Autour de la maison de Noisy des ombres se mouvaient.

Quelques sourds chuchotements troublaient le silence de la nuit.

— Allons, fit tout à coup une voix brève et métallique, c’est le moment. Toi, Zim-Zim, tu me suivras sans bruit. Vous autres, restez ici jusqu’à ce que vous entendiez le cri de la chouette… Comme ceci…

Et l’homme imita le cri de l’oiseau nocturne.

La villa était entourée d’un mur.

Sur le devant se trouvait la grille d’entrée.

Par derrière était une petite porte.

C’est de ce côté, que l’assaut allait être donné.

On a deviné Caudirol et sa bande.

En effet, le bandit avait fixé pour ce soir-là l’exécution de son plan.

Lydia devait être arrachée à ses protecteurs.

Caudirol se dirigea vers la petite porte suivi de Zim-Zim.

Il mit une clé dans la serrure et la tourna deux fois : le pêne joué aussitôt.

— Sacrais avait raison, fit le bandit, il vaut mieux procéder ainsi : sa clé fait merveille.

Et il traversa le fond du jardin.

Une pièce du premier étage était encore éclairée.

— Fais-moi la courte échelle, Zim-Zim, dit Caudirol.

— Voilà, patron,

Zim-Zim se plaça contre le mur les mains assemblées.

Caudirol se hissa lestement jusque sur ses épaules.

Sa tête se trouvait à la hauteur de la fenêtre. Il ne pouvait rien voir à l’intérieur.

Il fallait se hisser à l’appui.

Comme il allongeait sa main, il sentit la fenêtre s’ouvrir légèrement sous sa pression.

Elle n’était pas fermée.

Il allait s’élever à la force des poignets quand le bruit d’une conversation frappa ses oreilles.

— Alors, disait une voix, c’est là que les millions sont déposés.

— Oui, répondit une autre voix. C’est dans l’allée que je t’ai dit, au Père-Lachaise.

Et la personne qui parlait répéta le nom de l’allée à plusieurs reprises.

— C’est bien ; cela me suffit.

— Tu trouveras facilement.

— Eh bien ! c’est entendu ; dès demain, je vais au cimetière ; je cherche l’allée en question ; je prends ensuite la contre-allée, à droite, et je trouve le vieux caveau abandonné dont la porte ne ferme plus.

— La serviette contenant les valeurs se trouve cachée sous l’autel.

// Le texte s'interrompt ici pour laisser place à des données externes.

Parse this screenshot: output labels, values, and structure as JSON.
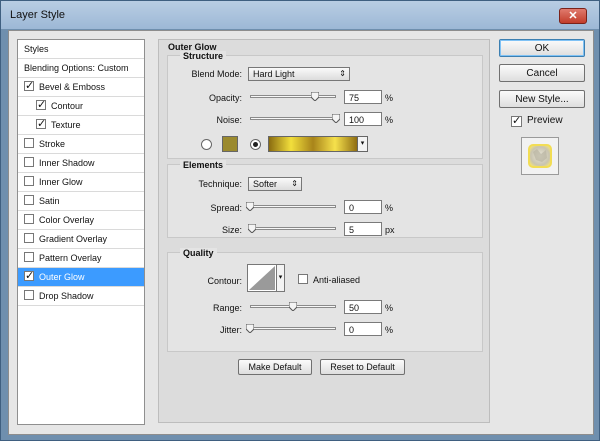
{
  "window": {
    "title": "Layer Style",
    "close_glyph": "✕"
  },
  "styles_list": {
    "items": [
      {
        "label": "Styles",
        "checkbox": false,
        "checked": false,
        "indent": false,
        "selected": false
      },
      {
        "label": "Blending Options: Custom",
        "checkbox": false,
        "checked": false,
        "indent": false,
        "selected": false
      },
      {
        "label": "Bevel & Emboss",
        "checkbox": true,
        "checked": true,
        "indent": false,
        "selected": false
      },
      {
        "label": "Contour",
        "checkbox": true,
        "checked": true,
        "indent": true,
        "selected": false
      },
      {
        "label": "Texture",
        "checkbox": true,
        "checked": true,
        "indent": true,
        "selected": false
      },
      {
        "label": "Stroke",
        "checkbox": true,
        "checked": false,
        "indent": false,
        "selected": false
      },
      {
        "label": "Inner Shadow",
        "checkbox": true,
        "checked": false,
        "indent": false,
        "selected": false
      },
      {
        "label": "Inner Glow",
        "checkbox": true,
        "checked": false,
        "indent": false,
        "selected": false
      },
      {
        "label": "Satin",
        "checkbox": true,
        "checked": false,
        "indent": false,
        "selected": false
      },
      {
        "label": "Color Overlay",
        "checkbox": true,
        "checked": false,
        "indent": false,
        "selected": false
      },
      {
        "label": "Gradient Overlay",
        "checkbox": true,
        "checked": false,
        "indent": false,
        "selected": false
      },
      {
        "label": "Pattern Overlay",
        "checkbox": true,
        "checked": false,
        "indent": false,
        "selected": false
      },
      {
        "label": "Outer Glow",
        "checkbox": true,
        "checked": true,
        "indent": false,
        "selected": true
      },
      {
        "label": "Drop Shadow",
        "checkbox": true,
        "checked": false,
        "indent": false,
        "selected": false
      }
    ]
  },
  "outer_glow": {
    "title": "Outer Glow",
    "structure": {
      "title": "Structure",
      "blend_mode_label": "Blend Mode:",
      "blend_mode_value": "Hard Light",
      "opacity_label": "Opacity:",
      "opacity_value": "75",
      "opacity_unit": "%",
      "opacity_fraction": 0.75,
      "noise_label": "Noise:",
      "noise_value": "100",
      "noise_unit": "%",
      "noise_fraction": 1.0,
      "solid_color": "#9b8a2e",
      "gradient_colors": [
        "#8a6b10",
        "#f2df3c",
        "#a8841a",
        "#f6e14c",
        "#8f6d12"
      ]
    },
    "elements": {
      "title": "Elements",
      "technique_label": "Technique:",
      "technique_value": "Softer",
      "spread_label": "Spread:",
      "spread_value": "0",
      "spread_unit": "%",
      "spread_fraction": 0,
      "size_label": "Size:",
      "size_value": "5",
      "size_unit": "px",
      "size_fraction": 0.02
    },
    "quality": {
      "title": "Quality",
      "contour_label": "Contour:",
      "anti_aliased_label": "Anti-aliased",
      "anti_aliased_checked": false,
      "range_label": "Range:",
      "range_value": "50",
      "range_unit": "%",
      "range_fraction": 0.5,
      "jitter_label": "Jitter:",
      "jitter_value": "0",
      "jitter_unit": "%",
      "jitter_fraction": 0
    },
    "make_default_label": "Make Default",
    "reset_default_label": "Reset to Default"
  },
  "actions": {
    "ok_label": "OK",
    "cancel_label": "Cancel",
    "new_style_label": "New Style...",
    "preview_label": "Preview",
    "preview_checked": true
  },
  "colors": {
    "selected_row": "#3c9bff",
    "dialog_bg": "#e6e6e6",
    "title_bar": "#b9cde3"
  }
}
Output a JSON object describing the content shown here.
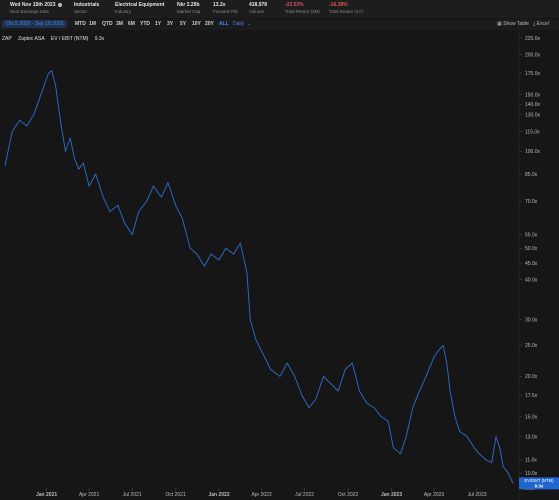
{
  "header": {
    "metrics": [
      {
        "value": "Wed Nov 15th 2023",
        "label": "Next Earnings Date",
        "info": true
      },
      {
        "value": "Industrials",
        "label": "Sector"
      },
      {
        "value": "Electrical Equipment",
        "label": "Industry"
      },
      {
        "value": "Nkr 2.29b",
        "label": "Market Cap"
      },
      {
        "value": "13.2x",
        "label": "Forward P/E"
      },
      {
        "value": "418,978",
        "label": "Volume"
      },
      {
        "value": "-22.53%",
        "label": "Total Return (3M)",
        "negative": true
      },
      {
        "value": "-16.38%",
        "label": "Total Return (1Y)",
        "negative": true
      }
    ]
  },
  "toolbar": {
    "date_range": "Oct 5 2020 - Sep 15 2023",
    "ranges": [
      "MTD",
      "1M",
      "QTD",
      "3M",
      "6M",
      "YTD",
      "1Y",
      "3Y",
      "5Y",
      "10Y",
      "20Y",
      "ALL"
    ],
    "active_range": "ALL",
    "frequency": "Daily",
    "show_table": "Show Table",
    "excel": "Excel"
  },
  "legend": {
    "ticker": "ZAP",
    "company": "Zaptec ASA",
    "metric": "EV / EBIT (NTM)",
    "value": "9.3x"
  },
  "chart_data": {
    "type": "line",
    "title": "",
    "xlabel": "",
    "ylabel": "",
    "yscale": "log",
    "ylim": [
      9,
      225
    ],
    "y_ticks": [
      "225.0x",
      "200.0x",
      "175.0x",
      "150.0x",
      "140.0x",
      "130.0x",
      "115.0x",
      "100.0x",
      "85.0x",
      "70.0x",
      "55.0x",
      "50.0x",
      "45.0x",
      "40.0x",
      "30.0x",
      "25.0x",
      "20.0x",
      "17.5x",
      "15.0x",
      "13.0x",
      "11.0x",
      "10.0x",
      "9.0x"
    ],
    "x_ticks": [
      "Jan 2021",
      "Apr 2021",
      "Jul 2021",
      "Oct 2021",
      "Jan 2022",
      "Apr 2022",
      "Jul 2022",
      "Oct 2022",
      "Jan 2023",
      "Apr 2023",
      "Jul 2023"
    ],
    "series": [
      {
        "name": "EV / EBIT (NTM)",
        "color": "#2f6fcf",
        "points": [
          [
            "2020-10-05",
            90
          ],
          [
            "2020-10-20",
            115
          ],
          [
            "2020-11-05",
            125
          ],
          [
            "2020-11-20",
            120
          ],
          [
            "2020-12-05",
            130
          ],
          [
            "2020-12-20",
            150
          ],
          [
            "2021-01-05",
            175
          ],
          [
            "2021-01-12",
            178
          ],
          [
            "2021-01-20",
            160
          ],
          [
            "2021-02-01",
            120
          ],
          [
            "2021-02-10",
            100
          ],
          [
            "2021-02-20",
            110
          ],
          [
            "2021-03-01",
            95
          ],
          [
            "2021-03-10",
            88
          ],
          [
            "2021-03-20",
            92
          ],
          [
            "2021-04-01",
            78
          ],
          [
            "2021-04-15",
            85
          ],
          [
            "2021-05-01",
            72
          ],
          [
            "2021-05-15",
            65
          ],
          [
            "2021-06-01",
            68
          ],
          [
            "2021-06-15",
            60
          ],
          [
            "2021-07-01",
            55
          ],
          [
            "2021-07-15",
            65
          ],
          [
            "2021-08-01",
            70
          ],
          [
            "2021-08-15",
            78
          ],
          [
            "2021-09-01",
            72
          ],
          [
            "2021-09-15",
            80
          ],
          [
            "2021-10-01",
            68
          ],
          [
            "2021-10-15",
            62
          ],
          [
            "2021-11-01",
            50
          ],
          [
            "2021-11-15",
            48
          ],
          [
            "2021-12-01",
            44
          ],
          [
            "2021-12-15",
            48
          ],
          [
            "2022-01-01",
            46
          ],
          [
            "2022-01-15",
            50
          ],
          [
            "2022-02-01",
            48
          ],
          [
            "2022-02-15",
            52
          ],
          [
            "2022-03-01",
            42
          ],
          [
            "2022-03-08",
            30
          ],
          [
            "2022-03-20",
            26
          ],
          [
            "2022-04-01",
            24
          ],
          [
            "2022-04-20",
            21
          ],
          [
            "2022-05-10",
            20
          ],
          [
            "2022-05-25",
            22
          ],
          [
            "2022-06-10",
            20
          ],
          [
            "2022-06-25",
            17.5
          ],
          [
            "2022-07-10",
            16
          ],
          [
            "2022-07-25",
            17
          ],
          [
            "2022-08-10",
            20
          ],
          [
            "2022-08-25",
            19
          ],
          [
            "2022-09-10",
            18
          ],
          [
            "2022-09-25",
            21
          ],
          [
            "2022-10-10",
            22
          ],
          [
            "2022-10-25",
            18
          ],
          [
            "2022-11-10",
            16.5
          ],
          [
            "2022-11-25",
            16
          ],
          [
            "2022-12-10",
            15
          ],
          [
            "2022-12-25",
            14.5
          ],
          [
            "2023-01-05",
            12
          ],
          [
            "2023-01-20",
            11.5
          ],
          [
            "2023-02-01",
            13
          ],
          [
            "2023-02-15",
            16
          ],
          [
            "2023-03-01",
            18
          ],
          [
            "2023-03-15",
            20
          ],
          [
            "2023-04-01",
            23
          ],
          [
            "2023-04-10",
            24
          ],
          [
            "2023-04-20",
            25
          ],
          [
            "2023-04-28",
            22
          ],
          [
            "2023-05-05",
            18
          ],
          [
            "2023-05-15",
            15
          ],
          [
            "2023-05-25",
            13.5
          ],
          [
            "2023-06-10",
            13
          ],
          [
            "2023-06-25",
            12
          ],
          [
            "2023-07-05",
            11.5
          ],
          [
            "2023-07-20",
            11
          ],
          [
            "2023-08-01",
            10.8
          ],
          [
            "2023-08-10",
            13
          ],
          [
            "2023-08-18",
            12
          ],
          [
            "2023-08-25",
            10.5
          ],
          [
            "2023-09-05",
            10
          ],
          [
            "2023-09-15",
            9.3
          ]
        ]
      }
    ],
    "last_value_label": {
      "title": "EV/EBIT (NTM)",
      "value": "9.3x"
    }
  }
}
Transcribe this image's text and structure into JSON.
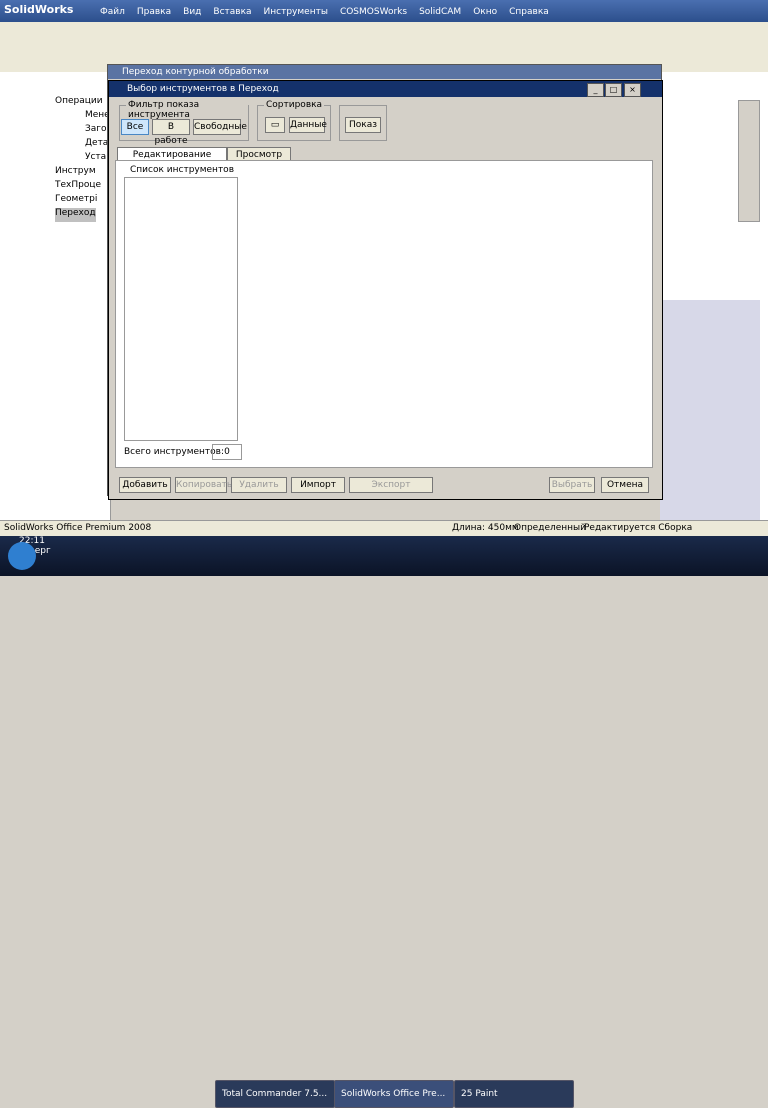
{
  "app": {
    "name": "SolidWorks"
  },
  "menu": [
    "Файл",
    "Правка",
    "Вид",
    "Вставка",
    "Инструменты",
    "COSMOSWorks",
    "SolidCAM",
    "Окно",
    "Справка"
  ],
  "tree": {
    "items": [
      {
        "label": "Операции"
      },
      {
        "label": "Мене"
      },
      {
        "label": "Заго"
      },
      {
        "label": "Дета"
      },
      {
        "label": "Уста"
      },
      {
        "label": "Инструм"
      },
      {
        "label": "ТехПроце"
      },
      {
        "label": "Геометрі"
      },
      {
        "label": "Переход"
      }
    ]
  },
  "dialog_back": {
    "title": "Переход контурной обработки"
  },
  "dialog": {
    "title": "Выбор инструментов в Переход",
    "filter": {
      "title": "Фильтр показа инструмента",
      "all": "Все",
      "in_work": "В работе",
      "free": "Свободные"
    },
    "sort": {
      "title": "Сортировка",
      "data": "Данные"
    },
    "show": {
      "label": "Показ"
    },
    "tabs": {
      "edit": "Редактирование",
      "view": "Просмотр"
    },
    "list": {
      "title": "Список инструментов"
    },
    "total": {
      "label": "Всего инструментов:",
      "value": "0"
    },
    "buttons": {
      "add": "Добавить",
      "copy": "Копировать",
      "delete": "Удалить",
      "import": "Импорт",
      "export": "Экспорт",
      "select": "Выбрать",
      "cancel": "Отмена"
    }
  },
  "statusbar": {
    "left": "SolidWorks Office Premium 2008",
    "length": "Длина: 450мм",
    "defined": "Определенный",
    "editing": "Редактируется Сборка"
  },
  "taskbar": {
    "tasks": [
      "Total Commander 7.5...",
      "SolidWorks Office Pre...",
      "25 Paint"
    ],
    "time": "22:11",
    "day": "четверг"
  }
}
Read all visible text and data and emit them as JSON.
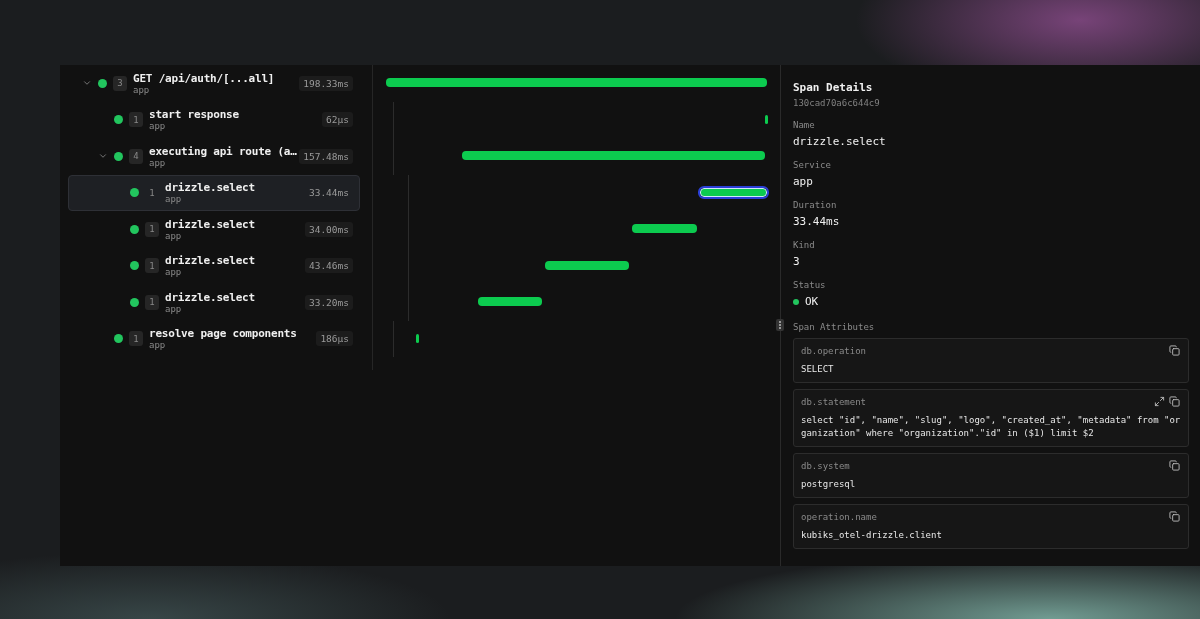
{
  "spans": [
    {
      "name": "GET /api/auth/[...all]",
      "service": "app",
      "count": "3",
      "duration": "198.33ms",
      "expanded": true,
      "selected": false,
      "children": [
        {
          "name": "start response",
          "service": "app",
          "count": "1",
          "duration": "62µs",
          "selected": false
        },
        {
          "name": "executing api route (a…",
          "service": "app",
          "count": "4",
          "duration": "157.48ms",
          "expanded": true,
          "selected": false,
          "children": [
            {
              "name": "drizzle.select",
              "service": "app",
              "count": "1",
              "duration": "33.44ms",
              "selected": true
            },
            {
              "name": "drizzle.select",
              "service": "app",
              "count": "1",
              "duration": "34.00ms",
              "selected": false
            },
            {
              "name": "drizzle.select",
              "service": "app",
              "count": "1",
              "duration": "43.46ms",
              "selected": false
            },
            {
              "name": "drizzle.select",
              "service": "app",
              "count": "1",
              "duration": "33.20ms",
              "selected": false
            }
          ]
        },
        {
          "name": "resolve page components",
          "service": "app",
          "count": "1",
          "duration": "186µs",
          "selected": false
        }
      ]
    }
  ],
  "details": {
    "title": "Span Details",
    "span_id": "130cad70a6c644c9",
    "fields": [
      {
        "label": "Name",
        "value": "drizzle.select"
      },
      {
        "label": "Service",
        "value": "app"
      },
      {
        "label": "Duration",
        "value": "33.44ms"
      },
      {
        "label": "Kind",
        "value": "3"
      },
      {
        "label": "Status",
        "value": "OK",
        "color": "#22c55e"
      }
    ],
    "attributes_title": "Span Attributes",
    "attributes": [
      {
        "key": "db.operation",
        "value": "SELECT",
        "expandable": false
      },
      {
        "key": "db.statement",
        "value": "select \"id\", \"name\", \"slug\", \"logo\", \"created_at\", \"metadata\" from \"organization\" where \"organization\".\"id\" in ($1) limit $2",
        "expandable": true
      },
      {
        "key": "db.system",
        "value": "postgresql",
        "expandable": false
      },
      {
        "key": "operation.name",
        "value": "kubiks_otel-drizzle.client",
        "expandable": false
      }
    ]
  }
}
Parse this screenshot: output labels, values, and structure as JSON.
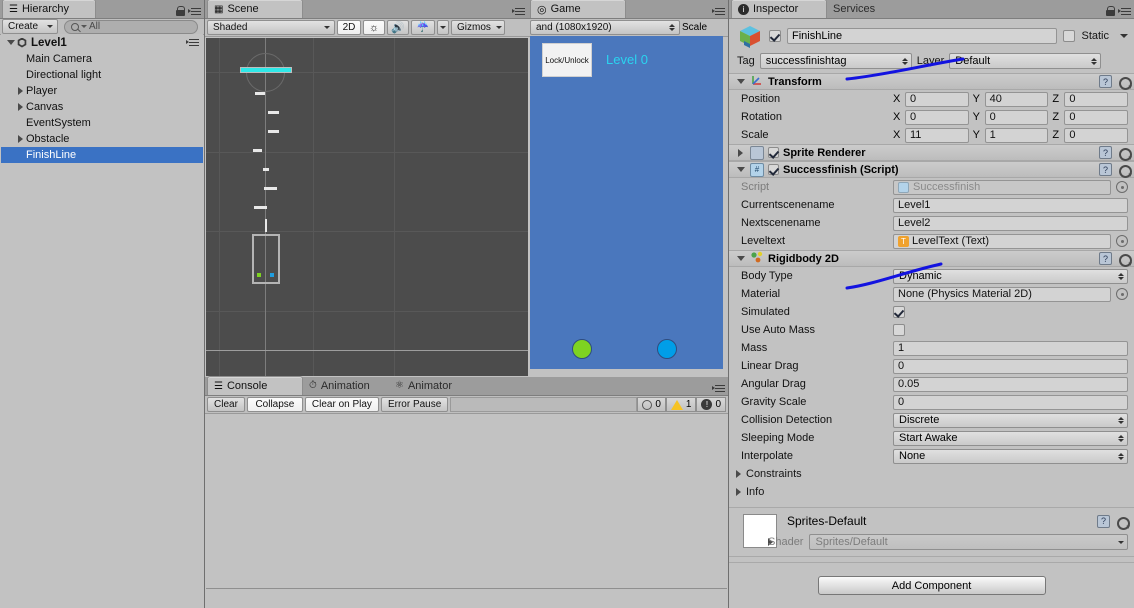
{
  "hierarchy": {
    "tab": "Hierarchy",
    "create_label": "Create",
    "search_placeholder": "All",
    "root": "Level1",
    "items": [
      {
        "label": "Main Camera",
        "arrow": "none",
        "selected": false
      },
      {
        "label": "Directional light",
        "arrow": "none",
        "selected": false
      },
      {
        "label": "Player",
        "arrow": "closed",
        "selected": false
      },
      {
        "label": "Canvas",
        "arrow": "closed",
        "selected": false
      },
      {
        "label": "EventSystem",
        "arrow": "none",
        "selected": false
      },
      {
        "label": "Obstacle",
        "arrow": "closed",
        "selected": false
      },
      {
        "label": "FinishLine",
        "arrow": "none",
        "selected": true
      }
    ]
  },
  "scene": {
    "tab": "Scene",
    "draw_mode": "Shaded",
    "two_d": "2D",
    "lighting_icon": "sun-icon",
    "audio_icon": "speaker-icon",
    "effects_icon": "image-icon",
    "gizmos": "Gizmos"
  },
  "game": {
    "tab": "Game",
    "aspect": "and (1080x1920)",
    "scale_label": "Scale",
    "button_label": "Lock/Unlock",
    "level_text": "Level 0",
    "level_text_color": "#2ad4f0",
    "bg_color": "#4a77bd",
    "player_color": "#7ed321",
    "goal_color": "#009ee8"
  },
  "console": {
    "tabs": [
      {
        "label": "Console",
        "active": true
      },
      {
        "label": "Animation",
        "active": false
      },
      {
        "label": "Animator",
        "active": false
      }
    ],
    "buttons": [
      {
        "label": "Clear",
        "toggled": false
      },
      {
        "label": "Collapse",
        "toggled": true
      },
      {
        "label": "Clear on Play",
        "toggled": true
      },
      {
        "label": "Error Pause",
        "toggled": false
      }
    ],
    "counts": {
      "info": "0",
      "warning": "1",
      "error": "0"
    }
  },
  "inspector": {
    "tabs": [
      {
        "label": "Inspector",
        "active": true
      },
      {
        "label": "Services",
        "active": false
      }
    ],
    "object_name": "FinishLine",
    "enabled": true,
    "static_label": "Static",
    "static_checked": false,
    "tag_label": "Tag",
    "tag_value": "successfinishtag",
    "layer_label": "Layer",
    "layer_value": "Default",
    "transform": {
      "title": "Transform",
      "rows": [
        {
          "name": "Position",
          "x": "0",
          "y": "40",
          "z": "0"
        },
        {
          "name": "Rotation",
          "x": "0",
          "y": "0",
          "z": "0"
        },
        {
          "name": "Scale",
          "x": "11",
          "y": "1",
          "z": "0"
        }
      ],
      "axis_labels": [
        "X",
        "Y",
        "Z"
      ]
    },
    "sprite_renderer": {
      "title": "Sprite Renderer",
      "enabled": true,
      "expanded": false
    },
    "script_component": {
      "title": "Successfinish (Script)",
      "enabled": true,
      "script_label": "Script",
      "script_value": "Successfinish",
      "fields": [
        {
          "name": "Currentscenename",
          "value": "Level1",
          "type": "text"
        },
        {
          "name": "Nextscenename",
          "value": "Level2",
          "type": "text"
        },
        {
          "name": "Leveltext",
          "value": "LevelText (Text)",
          "type": "object"
        }
      ]
    },
    "rigidbody": {
      "title": "Rigidbody 2D",
      "rows": [
        {
          "name": "Body Type",
          "value": "Dynamic",
          "type": "dropdown"
        },
        {
          "name": "Material",
          "value": "None (Physics Material 2D)",
          "type": "object"
        },
        {
          "name": "Simulated",
          "value": "",
          "type": "checkbox",
          "checked": true
        },
        {
          "name": "Use Auto Mass",
          "value": "",
          "type": "checkbox",
          "checked": false
        },
        {
          "name": "Mass",
          "value": "1",
          "type": "text"
        },
        {
          "name": "Linear Drag",
          "value": "0",
          "type": "text"
        },
        {
          "name": "Angular Drag",
          "value": "0.05",
          "type": "text"
        },
        {
          "name": "Gravity Scale",
          "value": "0",
          "type": "text"
        },
        {
          "name": "Collision Detection",
          "value": "Discrete",
          "type": "dropdown"
        },
        {
          "name": "Sleeping Mode",
          "value": "Start Awake",
          "type": "dropdown"
        },
        {
          "name": "Interpolate",
          "value": "None",
          "type": "dropdown"
        }
      ],
      "foldouts": [
        "Constraints",
        "Info"
      ]
    },
    "material": {
      "name": "Sprites-Default",
      "shader_label": "Shader",
      "shader_value": "Sprites/Default"
    },
    "add_component": "Add Component"
  },
  "colors": {
    "panel_bg": "#c2c2c2",
    "tabbar_bg": "#9c9c9c",
    "selection_blue": "#3a72c4",
    "annotation_blue": "#1313e0",
    "scene_bg": "#4c4c4c",
    "finishline_cyan": "#2ee8e8"
  }
}
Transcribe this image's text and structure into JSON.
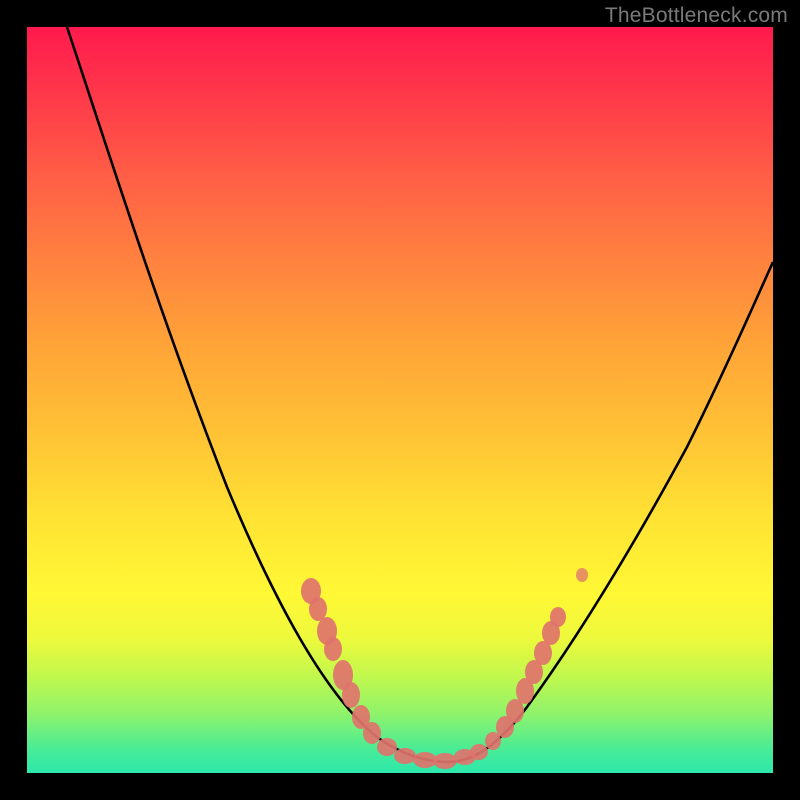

— Parfait. Et là-dessus, je vous, souhaite le bonsoir. Vous devez avoir besoin de repos. Je vais faire une petite ronde et me coucher, moi aussi.

— À demain, mon ami.

Caudirol saisit l’appui de la fenêtre et se hissa vigoureusement.

Il put voir à l’intérieur…

La porte se refermait.

Un homme était couché dans un grand lit de fer, sans rideaux.

Le bandit reconnut ses traits avec terreur.

— L’homme du Père-Lachaise ! Le Docteur-Noir ! Mais je le croyais en prison…

Lucien Bartier allait s’endormir.

Cependant il sentit le filet d’air qui pénétrait dans la pièce,

— La fenêtre n’est pas fermée, fit-il.

Et d’un bond il sauta hors du lit.

Caudirol se laissa glisser jusqu’en bas.

Mais le bruit de sa chute frappa l’oreille du Docteur-Noir.

Il se pencha au dehors et vit deux hommes qui s’enfuyaient.

— Ah ! ah ! on se préparait à nous enlever la petite. Coup manqué, ma foi.

Il ne supposa pas que l’un de ces bandits avait entendu sa conversation avec Jean-Baptiste Flack.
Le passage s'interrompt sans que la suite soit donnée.